Red nail polish …
Pink nail polish …
Black glitter nail polish …
She wanted them all. Back and forth she went to my dresser, bringing a new color with her every time. After each time, she would plop down on the footstool I had placed in front of me, extending the same pointer finger over and over, urging me to paint it with the newest color. When it was all said and done, she had six different colors on her between her toes and hands, only then was she satisfied.
I flashed back to a time when I was not much older than her. My father sitting across from me at the dining room table. Patiently painting little lady bugs onto my small expanse of nail. A warmth in his eyes, and a sparkle in mine. I am Daddy’s little princess.
Time readjusts and I am back in the current moment. Guilt weighing heavy on my heart. Did I have that loving, patient expression on my face, like my father? Or could she see the irritation? Could she see that after the continuous, unending back and forth bringing of various nail polishes, I was getting impatient. Why couldn’t she just pick one? Furthermore, why couldn’t she sit still long enough for me to blow on them till they were dry enough. Why did she immediately pull her hand back and crunch her fingers into a fist, pulling on my patience even more as she unfolded them to reveal the fresh smudges.

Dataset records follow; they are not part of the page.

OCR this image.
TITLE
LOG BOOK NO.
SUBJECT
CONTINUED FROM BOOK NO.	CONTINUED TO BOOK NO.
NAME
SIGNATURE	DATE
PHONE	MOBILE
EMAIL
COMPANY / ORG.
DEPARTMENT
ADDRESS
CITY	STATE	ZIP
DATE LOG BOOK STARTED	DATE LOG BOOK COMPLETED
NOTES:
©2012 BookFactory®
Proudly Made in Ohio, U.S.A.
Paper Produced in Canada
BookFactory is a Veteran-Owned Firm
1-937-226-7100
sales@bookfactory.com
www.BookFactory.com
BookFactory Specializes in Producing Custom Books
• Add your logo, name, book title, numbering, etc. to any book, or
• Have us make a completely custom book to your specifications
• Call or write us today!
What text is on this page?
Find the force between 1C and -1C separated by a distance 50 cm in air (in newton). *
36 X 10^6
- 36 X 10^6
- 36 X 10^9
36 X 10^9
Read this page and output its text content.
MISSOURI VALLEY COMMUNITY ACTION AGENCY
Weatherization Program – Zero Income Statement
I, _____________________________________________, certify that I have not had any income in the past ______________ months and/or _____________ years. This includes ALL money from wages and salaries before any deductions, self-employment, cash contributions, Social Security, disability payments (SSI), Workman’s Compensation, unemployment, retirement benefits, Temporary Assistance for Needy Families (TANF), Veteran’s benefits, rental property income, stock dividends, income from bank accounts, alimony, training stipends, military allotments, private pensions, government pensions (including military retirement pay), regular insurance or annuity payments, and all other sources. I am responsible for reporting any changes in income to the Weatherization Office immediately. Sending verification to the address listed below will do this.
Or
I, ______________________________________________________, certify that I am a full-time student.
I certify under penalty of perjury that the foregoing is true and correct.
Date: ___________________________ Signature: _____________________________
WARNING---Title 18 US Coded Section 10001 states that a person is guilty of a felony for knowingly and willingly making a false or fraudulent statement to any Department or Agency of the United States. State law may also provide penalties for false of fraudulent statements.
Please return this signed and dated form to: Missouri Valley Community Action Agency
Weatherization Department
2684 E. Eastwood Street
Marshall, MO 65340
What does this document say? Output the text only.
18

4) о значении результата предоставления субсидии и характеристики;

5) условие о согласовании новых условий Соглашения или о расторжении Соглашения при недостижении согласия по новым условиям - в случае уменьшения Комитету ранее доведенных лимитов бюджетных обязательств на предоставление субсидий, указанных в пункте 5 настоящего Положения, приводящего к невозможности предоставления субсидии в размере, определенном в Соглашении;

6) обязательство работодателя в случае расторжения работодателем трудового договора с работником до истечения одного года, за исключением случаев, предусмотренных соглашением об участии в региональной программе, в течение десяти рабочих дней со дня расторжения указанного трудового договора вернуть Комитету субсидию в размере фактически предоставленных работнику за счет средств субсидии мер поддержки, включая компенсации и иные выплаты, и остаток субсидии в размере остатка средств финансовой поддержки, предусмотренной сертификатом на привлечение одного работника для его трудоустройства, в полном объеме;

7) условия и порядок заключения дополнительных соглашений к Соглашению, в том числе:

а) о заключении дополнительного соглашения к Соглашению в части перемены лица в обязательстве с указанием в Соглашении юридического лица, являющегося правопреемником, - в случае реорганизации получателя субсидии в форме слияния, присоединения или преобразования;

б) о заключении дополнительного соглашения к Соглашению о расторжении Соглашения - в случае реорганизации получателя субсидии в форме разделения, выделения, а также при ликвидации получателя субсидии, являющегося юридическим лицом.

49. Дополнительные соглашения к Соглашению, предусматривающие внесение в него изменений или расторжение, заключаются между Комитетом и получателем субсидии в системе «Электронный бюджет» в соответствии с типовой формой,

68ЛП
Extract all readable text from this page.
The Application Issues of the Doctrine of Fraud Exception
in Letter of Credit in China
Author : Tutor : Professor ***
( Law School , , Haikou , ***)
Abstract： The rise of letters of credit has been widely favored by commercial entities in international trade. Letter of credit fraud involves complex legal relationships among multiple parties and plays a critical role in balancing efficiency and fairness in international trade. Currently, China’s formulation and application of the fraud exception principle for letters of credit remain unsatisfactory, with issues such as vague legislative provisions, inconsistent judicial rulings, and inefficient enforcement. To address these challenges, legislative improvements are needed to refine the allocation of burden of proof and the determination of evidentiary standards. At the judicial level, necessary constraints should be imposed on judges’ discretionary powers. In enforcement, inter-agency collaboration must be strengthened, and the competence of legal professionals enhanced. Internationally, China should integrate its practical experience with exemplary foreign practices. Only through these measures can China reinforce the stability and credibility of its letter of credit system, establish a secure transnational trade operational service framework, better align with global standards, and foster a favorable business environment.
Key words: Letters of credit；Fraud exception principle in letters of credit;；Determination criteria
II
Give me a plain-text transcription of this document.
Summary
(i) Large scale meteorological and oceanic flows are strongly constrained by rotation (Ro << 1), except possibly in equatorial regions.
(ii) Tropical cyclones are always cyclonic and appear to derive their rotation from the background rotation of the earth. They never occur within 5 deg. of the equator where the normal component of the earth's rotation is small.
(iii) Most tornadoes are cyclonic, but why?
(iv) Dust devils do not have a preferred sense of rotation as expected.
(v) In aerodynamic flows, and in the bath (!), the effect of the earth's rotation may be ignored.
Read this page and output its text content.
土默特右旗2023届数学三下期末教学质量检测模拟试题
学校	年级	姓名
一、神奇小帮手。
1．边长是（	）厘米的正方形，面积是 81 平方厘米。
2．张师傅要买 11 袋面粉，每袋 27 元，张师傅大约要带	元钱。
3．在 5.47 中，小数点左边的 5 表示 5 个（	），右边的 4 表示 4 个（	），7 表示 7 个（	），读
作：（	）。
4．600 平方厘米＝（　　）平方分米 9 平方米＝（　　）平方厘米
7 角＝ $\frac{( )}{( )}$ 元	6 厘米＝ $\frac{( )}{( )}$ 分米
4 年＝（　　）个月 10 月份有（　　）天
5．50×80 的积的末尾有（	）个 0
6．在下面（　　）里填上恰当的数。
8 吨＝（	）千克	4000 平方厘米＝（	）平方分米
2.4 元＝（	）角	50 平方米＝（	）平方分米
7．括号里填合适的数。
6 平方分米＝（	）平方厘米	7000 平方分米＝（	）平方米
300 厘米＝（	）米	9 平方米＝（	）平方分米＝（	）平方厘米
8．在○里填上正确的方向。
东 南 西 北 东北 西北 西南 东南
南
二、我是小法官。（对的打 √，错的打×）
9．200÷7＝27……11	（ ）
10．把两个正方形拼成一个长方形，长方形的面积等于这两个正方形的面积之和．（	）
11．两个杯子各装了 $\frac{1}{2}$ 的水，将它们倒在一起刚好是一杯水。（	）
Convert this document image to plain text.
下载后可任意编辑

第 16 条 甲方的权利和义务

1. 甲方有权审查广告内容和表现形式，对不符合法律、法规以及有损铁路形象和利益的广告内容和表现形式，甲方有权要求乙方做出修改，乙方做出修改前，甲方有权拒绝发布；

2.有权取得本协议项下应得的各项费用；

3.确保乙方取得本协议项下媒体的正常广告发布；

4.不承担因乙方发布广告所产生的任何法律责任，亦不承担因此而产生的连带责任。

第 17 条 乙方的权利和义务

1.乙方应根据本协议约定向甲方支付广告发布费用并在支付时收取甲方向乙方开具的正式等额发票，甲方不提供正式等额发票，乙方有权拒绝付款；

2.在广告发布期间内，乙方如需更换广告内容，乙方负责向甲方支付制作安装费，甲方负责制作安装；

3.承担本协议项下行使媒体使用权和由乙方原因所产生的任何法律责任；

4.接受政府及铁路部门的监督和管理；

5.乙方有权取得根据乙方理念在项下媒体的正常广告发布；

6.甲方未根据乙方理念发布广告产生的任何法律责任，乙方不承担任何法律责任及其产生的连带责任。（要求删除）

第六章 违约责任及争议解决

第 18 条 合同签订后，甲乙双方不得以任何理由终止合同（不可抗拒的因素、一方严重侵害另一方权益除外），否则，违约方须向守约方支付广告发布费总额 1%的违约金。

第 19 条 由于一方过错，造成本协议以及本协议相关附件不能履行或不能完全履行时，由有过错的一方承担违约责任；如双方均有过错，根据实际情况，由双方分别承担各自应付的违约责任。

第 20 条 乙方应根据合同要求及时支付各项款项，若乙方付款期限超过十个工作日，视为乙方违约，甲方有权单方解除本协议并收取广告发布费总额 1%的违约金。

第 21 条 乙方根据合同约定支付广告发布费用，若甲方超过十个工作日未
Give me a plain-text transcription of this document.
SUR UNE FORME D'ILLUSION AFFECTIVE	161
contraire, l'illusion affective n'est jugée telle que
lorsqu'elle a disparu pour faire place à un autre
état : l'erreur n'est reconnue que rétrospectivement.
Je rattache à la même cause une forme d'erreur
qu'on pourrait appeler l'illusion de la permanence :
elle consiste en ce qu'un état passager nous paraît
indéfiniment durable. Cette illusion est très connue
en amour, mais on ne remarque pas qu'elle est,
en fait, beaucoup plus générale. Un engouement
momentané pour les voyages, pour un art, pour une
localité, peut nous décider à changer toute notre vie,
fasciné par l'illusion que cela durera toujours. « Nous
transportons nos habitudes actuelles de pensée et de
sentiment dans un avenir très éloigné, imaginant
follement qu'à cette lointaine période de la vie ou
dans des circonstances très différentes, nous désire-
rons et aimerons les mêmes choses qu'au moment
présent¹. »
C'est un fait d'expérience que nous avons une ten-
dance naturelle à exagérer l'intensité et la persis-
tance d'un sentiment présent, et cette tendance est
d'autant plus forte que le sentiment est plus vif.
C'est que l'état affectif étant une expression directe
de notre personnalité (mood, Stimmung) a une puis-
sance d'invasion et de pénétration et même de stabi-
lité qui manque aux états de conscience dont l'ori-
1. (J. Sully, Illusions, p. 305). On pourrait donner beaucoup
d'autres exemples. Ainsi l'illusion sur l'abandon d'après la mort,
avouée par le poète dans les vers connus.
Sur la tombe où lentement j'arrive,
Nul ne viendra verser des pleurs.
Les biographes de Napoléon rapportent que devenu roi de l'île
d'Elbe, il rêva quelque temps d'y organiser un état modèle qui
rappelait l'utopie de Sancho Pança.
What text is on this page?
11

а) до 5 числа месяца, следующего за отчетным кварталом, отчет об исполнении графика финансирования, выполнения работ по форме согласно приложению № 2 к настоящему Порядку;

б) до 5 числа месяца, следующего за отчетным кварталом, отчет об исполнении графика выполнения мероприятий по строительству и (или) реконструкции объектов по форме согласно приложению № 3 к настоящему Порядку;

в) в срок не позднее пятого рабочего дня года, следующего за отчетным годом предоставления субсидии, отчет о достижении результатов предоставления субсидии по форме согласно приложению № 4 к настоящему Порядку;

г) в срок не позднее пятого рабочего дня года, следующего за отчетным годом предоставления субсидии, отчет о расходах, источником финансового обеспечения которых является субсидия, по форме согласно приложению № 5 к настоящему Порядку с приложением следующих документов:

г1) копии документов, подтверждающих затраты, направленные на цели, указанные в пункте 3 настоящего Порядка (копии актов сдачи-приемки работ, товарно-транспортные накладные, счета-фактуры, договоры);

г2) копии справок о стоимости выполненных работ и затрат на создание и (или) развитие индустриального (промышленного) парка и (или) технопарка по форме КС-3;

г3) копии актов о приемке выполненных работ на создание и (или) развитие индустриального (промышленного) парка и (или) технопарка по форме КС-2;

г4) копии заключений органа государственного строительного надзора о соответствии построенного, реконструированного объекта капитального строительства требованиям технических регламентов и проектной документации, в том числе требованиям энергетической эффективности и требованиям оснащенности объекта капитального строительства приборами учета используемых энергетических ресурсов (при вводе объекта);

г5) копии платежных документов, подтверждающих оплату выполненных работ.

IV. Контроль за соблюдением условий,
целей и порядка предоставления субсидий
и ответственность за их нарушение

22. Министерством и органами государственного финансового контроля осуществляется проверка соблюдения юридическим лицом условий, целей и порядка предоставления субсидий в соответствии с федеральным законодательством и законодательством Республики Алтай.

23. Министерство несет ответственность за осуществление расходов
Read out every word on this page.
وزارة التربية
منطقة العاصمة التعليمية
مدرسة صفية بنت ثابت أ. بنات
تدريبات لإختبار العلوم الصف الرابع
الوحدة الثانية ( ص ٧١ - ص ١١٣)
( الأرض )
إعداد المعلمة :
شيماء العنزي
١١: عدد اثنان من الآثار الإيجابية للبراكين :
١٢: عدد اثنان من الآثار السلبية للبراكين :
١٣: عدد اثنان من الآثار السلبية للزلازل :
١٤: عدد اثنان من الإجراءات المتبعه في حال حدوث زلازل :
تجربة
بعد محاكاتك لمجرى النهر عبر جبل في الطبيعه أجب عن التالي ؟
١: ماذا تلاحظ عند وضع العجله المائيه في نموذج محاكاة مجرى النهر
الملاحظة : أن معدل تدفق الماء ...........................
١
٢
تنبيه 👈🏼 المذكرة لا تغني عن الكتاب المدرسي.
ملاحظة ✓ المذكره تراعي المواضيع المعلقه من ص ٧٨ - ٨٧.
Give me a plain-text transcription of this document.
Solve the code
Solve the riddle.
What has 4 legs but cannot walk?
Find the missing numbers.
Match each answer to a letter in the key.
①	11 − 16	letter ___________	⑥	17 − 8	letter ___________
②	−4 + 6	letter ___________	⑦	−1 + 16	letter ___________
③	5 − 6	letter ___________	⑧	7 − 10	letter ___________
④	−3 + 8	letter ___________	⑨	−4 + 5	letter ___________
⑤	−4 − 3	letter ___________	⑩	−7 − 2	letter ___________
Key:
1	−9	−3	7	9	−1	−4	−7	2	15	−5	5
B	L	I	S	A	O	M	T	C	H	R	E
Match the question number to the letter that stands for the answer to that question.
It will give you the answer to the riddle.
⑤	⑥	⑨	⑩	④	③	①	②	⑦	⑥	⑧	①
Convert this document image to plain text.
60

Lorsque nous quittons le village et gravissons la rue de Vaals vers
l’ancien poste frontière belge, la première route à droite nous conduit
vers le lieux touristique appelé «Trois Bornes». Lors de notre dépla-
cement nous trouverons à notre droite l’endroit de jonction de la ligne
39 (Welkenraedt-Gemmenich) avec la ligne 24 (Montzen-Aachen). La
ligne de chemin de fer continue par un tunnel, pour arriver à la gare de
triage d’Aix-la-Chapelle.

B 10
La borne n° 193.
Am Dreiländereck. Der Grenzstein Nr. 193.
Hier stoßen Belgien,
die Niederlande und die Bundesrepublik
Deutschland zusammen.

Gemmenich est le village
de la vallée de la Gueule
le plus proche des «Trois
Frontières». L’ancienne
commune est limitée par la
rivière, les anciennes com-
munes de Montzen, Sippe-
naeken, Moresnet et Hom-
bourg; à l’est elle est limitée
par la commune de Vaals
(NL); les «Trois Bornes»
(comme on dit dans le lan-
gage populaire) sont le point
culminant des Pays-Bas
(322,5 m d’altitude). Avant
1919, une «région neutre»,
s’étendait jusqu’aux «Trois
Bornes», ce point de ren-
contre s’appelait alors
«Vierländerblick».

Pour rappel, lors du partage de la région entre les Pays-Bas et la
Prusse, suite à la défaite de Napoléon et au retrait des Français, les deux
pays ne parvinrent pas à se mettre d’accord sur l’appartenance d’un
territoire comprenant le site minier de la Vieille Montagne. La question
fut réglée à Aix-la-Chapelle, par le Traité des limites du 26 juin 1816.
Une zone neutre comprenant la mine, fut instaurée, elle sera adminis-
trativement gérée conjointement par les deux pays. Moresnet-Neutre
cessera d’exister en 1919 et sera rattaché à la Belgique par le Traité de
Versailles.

And then the real question…why did this bother me so much?
I knew the answer. Control.
Like so many other things in my life, what really irritated me most was the lack of control. But why? It’s just nail polish. It can be wiped off, reapplied, and so on and so forth. Even more is the fact that my daughter is 2.5 years-old, she doesn’t care if it looks perfect or uniform. She isn’t rigid in these ways, yet. Not like her mother.
The best part for her wasn’t that her nails were painted, but that I had painted them. Her mother. Something she has seen me do for myself a thousand times. She was happy that this special attention was being paid to her, and she wanted to draw out that moment as long as she could.
I ponder this now, even as I write this. Where is the fine line between controlling a situation and realizing not everything needs to be controlled? How many situations in the future will I realize this too late, after the moment has passed?
I hope it won’t be many. I hope my desire for control won’t hinder her desire for life, her thirst for connection, for love. I hope that I can be present with her, feel the joy with her, and not care about every outcome as if it were the end of the world. I want her to remember a loving expression, and a patient smile.
And I want to remember that it’s just paint.